KinoSearch::Analysis::LCNormalizer->new( language => 'en' ),
KinoSearch::Analysis::Tokenizer->new( language => 'en' ),
]
);

my $inv_indexer = KinoSearch::InvIndexer->new(
invindex => $index_dir,
analyzer => $stemmed_analyzer,
create => 1,
);

$inv_indexer->spec_field(
name => 'title',
);

$inv_indexer->spec_field(
name => 'title_unstemmed',
analyzer => $unstemmed_analyzer,
boost => 2,
);

$inv_indexer->spec_field(
name => 'content',
);

#---

In my 'search' script, I am using the following :

#---

my $stemmed_analyzer = KinoSearch::Analysis::PolyAnalyzer->new(
analyzers => [.
KinoSearch::Analysis::LCNormalizer->new( language => 'en' ),
KinoSearch::Analysis::Tokenizer->new( language => 'en' ),
KinoSearch::Analysis::Stopalizer->new( language => 'en' ),
KinoSearch::Analysis::Stemmer->new( language => 'en' )
]
);

my $query_parser = KinoSearch::QueryParser::QueryParser->new(
analyzer => $stemmed_analyzer,
fields => [ qw/ title title_unstemmed content / ],
default_boolop => 'AND',
);

#---

How do I tell it to use the unstemmed analyzer for the title_unstemmed
field? The docs emphasize the importance of using the same analyzer in
both stages (build and search) but I cannot seem to do that as
QueryParser can only take one analyzer.

Thanks,

Adam

On Aug 17, 2007, at 2:12 AM, Adam . wrote:

> I'm running v0.15. I want to make use of multiple (2) analyzers, so
> that I can benefit from stemming and stop-words for some fields (as
> default behaviour), whilst benefiting from 'exact matches' in other
> fields (by not stemming).

This is a good technique.

> How do I tell it to use the unstemmed analyzer for the title_unstemmed
> field? The docs emphasize the importance of using the same analyzer in
> both stages (build and search) but I cannot seem to do that as
> QueryParser can only take one analyzer.

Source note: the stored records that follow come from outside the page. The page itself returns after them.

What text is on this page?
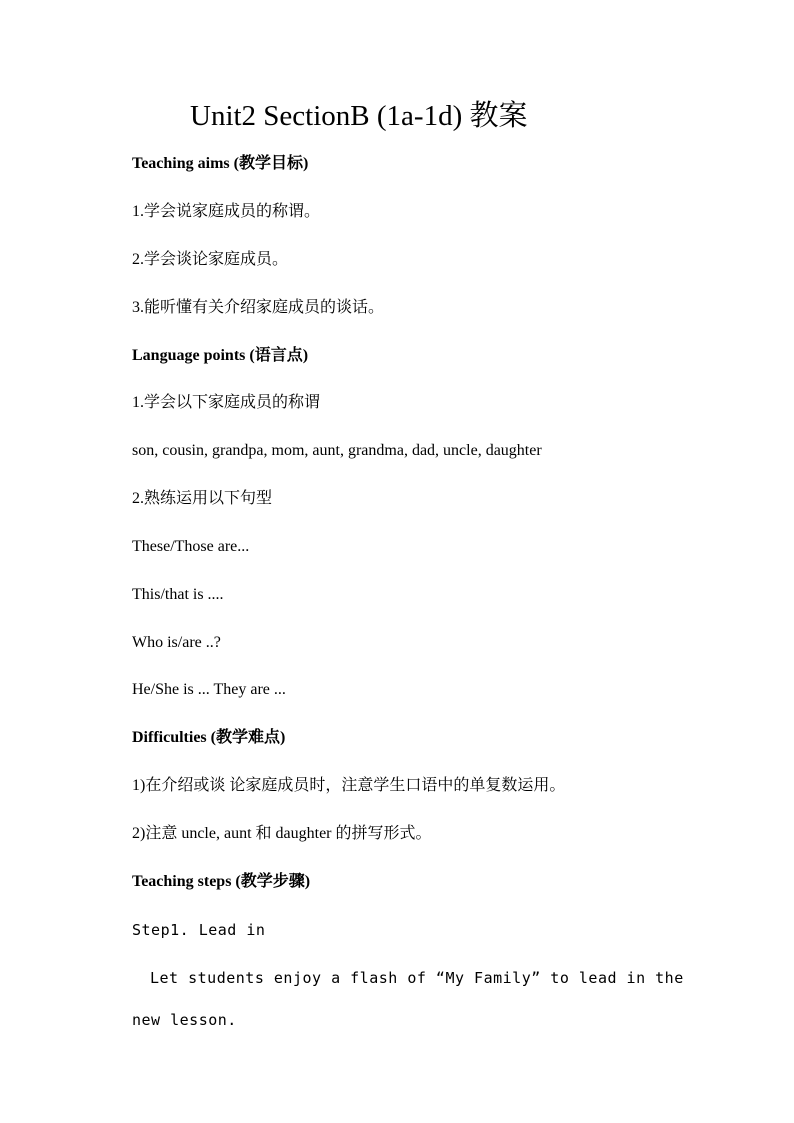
Unit2 SectionB (1a-1d) 教案
Teaching aims (教学目标)
1.学会说家庭成员的称谓。
2.学会谈论家庭成员。
3.能听懂有关介绍家庭成员的谈话。
Language points (语言点)
1.学会以下家庭成员的称谓
son, cousin, grandpa, mom, aunt, grandma, dad, uncle, daughter
2.熟练运用以下句型
These/Those are...
This/that is ....
Who is/are ..?
He/She is ... They are ...
Difficulties (教学难点)
1)在介绍或谈 论家庭成员时，注意学生口语中的单复数运用。
2)注意 uncle, aunt 和 daughter 的拼写形式。
Teaching steps (教学步骤)
Step1. Lead in
Let students enjoy a flash of “My Family” to lead in the
new lesson.
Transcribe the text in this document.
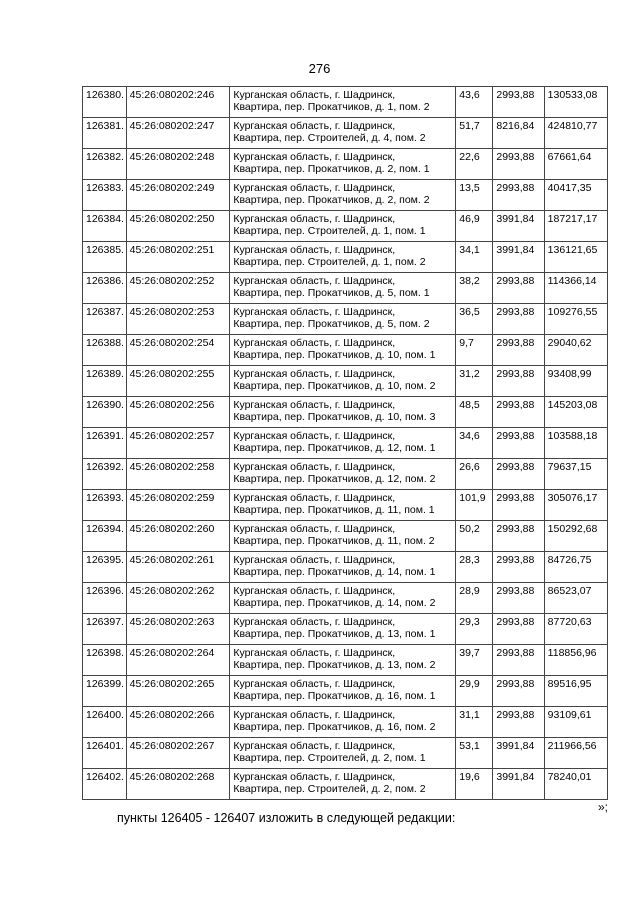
276
126380.	45:26:080202:246	Курганская область, г. Шадринск,
Квартира, пер. Прокатчиков, д. 1, пом. 2	43,6	2993,88	130533,08
126381.	45:26:080202:247	Курганская область, г. Шадринск,
Квартира, пер. Строителей, д. 4, пом. 2	51,7	8216,84	424810,77
126382.	45:26:080202:248	Курганская область, г. Шадринск,
Квартира, пер. Прокатчиков, д. 2, пом. 1	22,6	2993,88	67661,64
126383.	45:26:080202:249	Курганская область, г. Шадринск,
Квартира, пер. Прокатчиков, д. 2, пом. 2	13,5	2993,88	40417,35
126384.	45:26:080202:250	Курганская область, г. Шадринск,
Квартира, пер. Строителей, д. 1, пом. 1	46,9	3991,84	187217,17
126385.	45:26:080202:251	Курганская область, г. Шадринск,
Квартира, пер. Строителей, д. 1, пом. 2	34,1	3991,84	136121,65
126386.	45:26:080202:252	Курганская область, г. Шадринск,
Квартира, пер. Прокатчиков, д. 5, пом. 1	38,2	2993,88	114366,14
126387.	45:26:080202:253	Курганская область, г. Шадринск,
Квартира, пер. Прокатчиков, д. 5, пом. 2	36,5	2993,88	109276,55
126388.	45:26:080202:254	Курганская область, г. Шадринск,
Квартира, пер. Прокатчиков, д. 10, пом. 1	9,7	2993,88	29040,62
126389.	45:26:080202:255	Курганская область, г. Шадринск,
Квартира, пер. Прокатчиков, д. 10, пом. 2	31,2	2993,88	93408,99
126390.	45:26:080202:256	Курганская область, г. Шадринск,
Квартира, пер. Прокатчиков, д. 10, пом. 3	48,5	2993,88	145203,08
126391.	45:26:080202:257	Курганская область, г. Шадринск,
Квартира, пер. Прокатчиков, д. 12, пом. 1	34,6	2993,88	103588,18
126392.	45:26:080202:258	Курганская область, г. Шадринск,
Квартира, пер. Прокатчиков, д. 12, пом. 2	26,6	2993,88	79637,15
126393.	45:26:080202:259	Курганская область, г. Шадринск,
Квартира, пер. Прокатчиков, д. 11, пом. 1	101,9	2993,88	305076,17
126394.	45:26:080202:260	Курганская область, г. Шадринск,
Квартира, пер. Прокатчиков, д. 11, пом. 2	50,2	2993,88	150292,68
126395.	45:26:080202:261	Курганская область, г. Шадринск,
Квартира, пер. Прокатчиков, д. 14, пом. 1	28,3	2993,88	84726,75
126396.	45:26:080202:262	Курганская область, г. Шадринск,
Квартира, пер. Прокатчиков, д. 14, пом. 2	28,9	2993,88	86523,07
126397.	45:26:080202:263	Курганская область, г. Шадринск,
Квартира, пер. Прокатчиков, д. 13, пом. 1	29,3	2993,88	87720,63
126398.	45:26:080202:264	Курганская область, г. Шадринск,
Квартира, пер. Прокатчиков, д. 13, пом. 2	39,7	2993,88	118856,96
126399.	45:26:080202:265	Курганская область, г. Шадринск,
Квартира, пер. Прокатчиков, д. 16, пом. 1	29,9	2993,88	89516,95
126400.	45:26:080202:266	Курганская область, г. Шадринск,
Квартира, пер. Прокатчиков, д. 16, пом. 2	31,1	2993,88	93109,61
126401.	45:26:080202:267	Курганская область, г. Шадринск,
Квартира, пер. Строителей, д. 2, пом. 1	53,1	3991,84	211966,56
126402.	45:26:080202:268	Курганская область, г. Шадринск,
Квартира, пер. Строителей, д. 2, пом. 2	19,6	3991,84	78240,01
»;
пункты 126405 - 126407 изложить в следующей редакции:
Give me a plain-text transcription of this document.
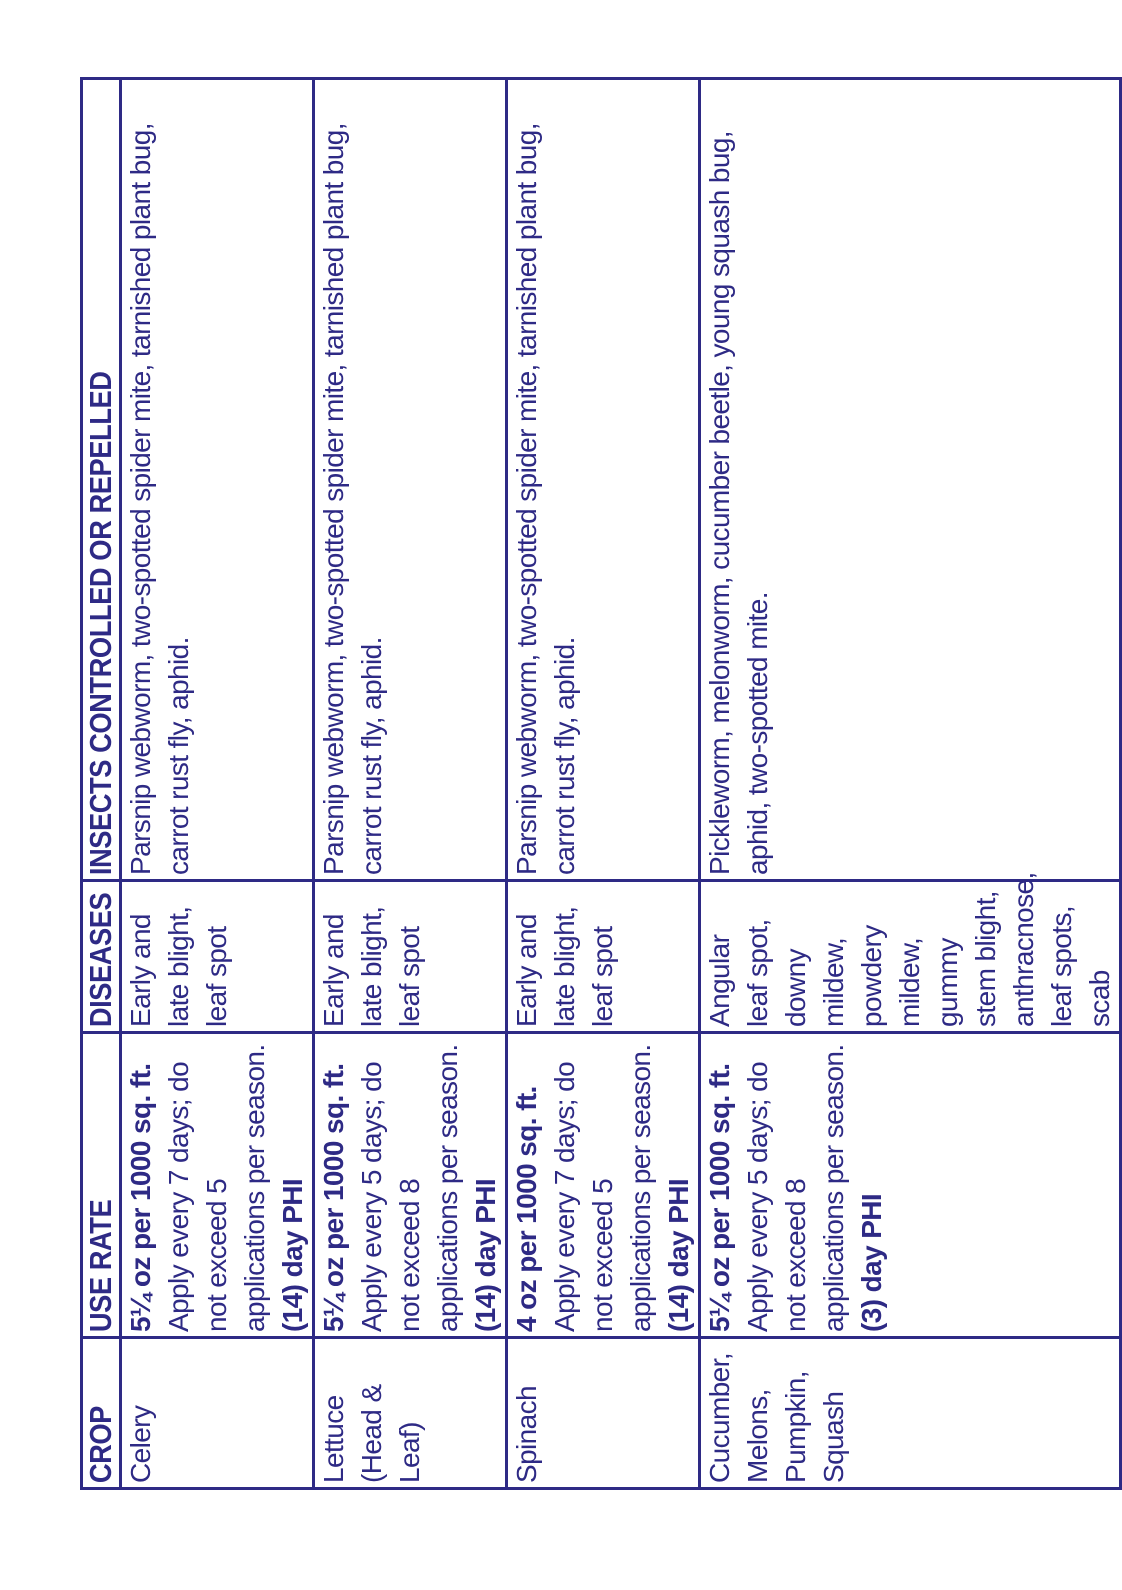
CROP	USE RATE	DISEASES	INSECTS CONTROLLED OR REPELLED
Celery	5¼ oz per 1000 sq. ft. Apply every 7 days; do not exceed 5 applications per season. (14) day PHI	Early and late blight, leaf spot	Parsnip webworm, two-spotted spider mite, tarnished plant bug, carrot rust fly, aphid.
Lettuce (Head & Leaf)	5¼ oz per 1000 sq. ft. Apply every 5 days; do not exceed 8 applications per season. (14) day PHI	Early and late blight, leaf spot	Parsnip webworm, two-spotted spider mite, tarnished plant bug, carrot rust fly, aphid.
Spinach	4 oz per 1000 sq. ft. Apply every 7 days; do not exceed 5 applications per season. (14) day PHI	Early and late blight, leaf spot	Parsnip webworm, two-spotted spider mite, tarnished plant bug, carrot rust fly, aphid.
Cucumber, Melons, Pumpkin, Squash	5¼ oz per 1000 sq. ft. Apply every 5 days; do not exceed 8 applications per season. (3) day PHI	Angular leaf spot, downy mildew, powdery mildew, gummy stem blight, anthracnose, leaf spots, scab	Pickleworm, melonworm, cucumber beetle, young squash bug, aphid, two-spotted mite.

In 0.15, you create two QueryParsers and OR the Query objects they
output together using a BooleanQuery. See BooleanQuery's docs for an
example using one QueryParser and one hand-rolled Query object.

In the devel branch, these extra acrobatics aren't necessary, since
QueryParser accepts a Schema and uses it to find the right Analyzer
for each field.

Marvin Humphrey
Rectangular Research
http://www.rectangular.com/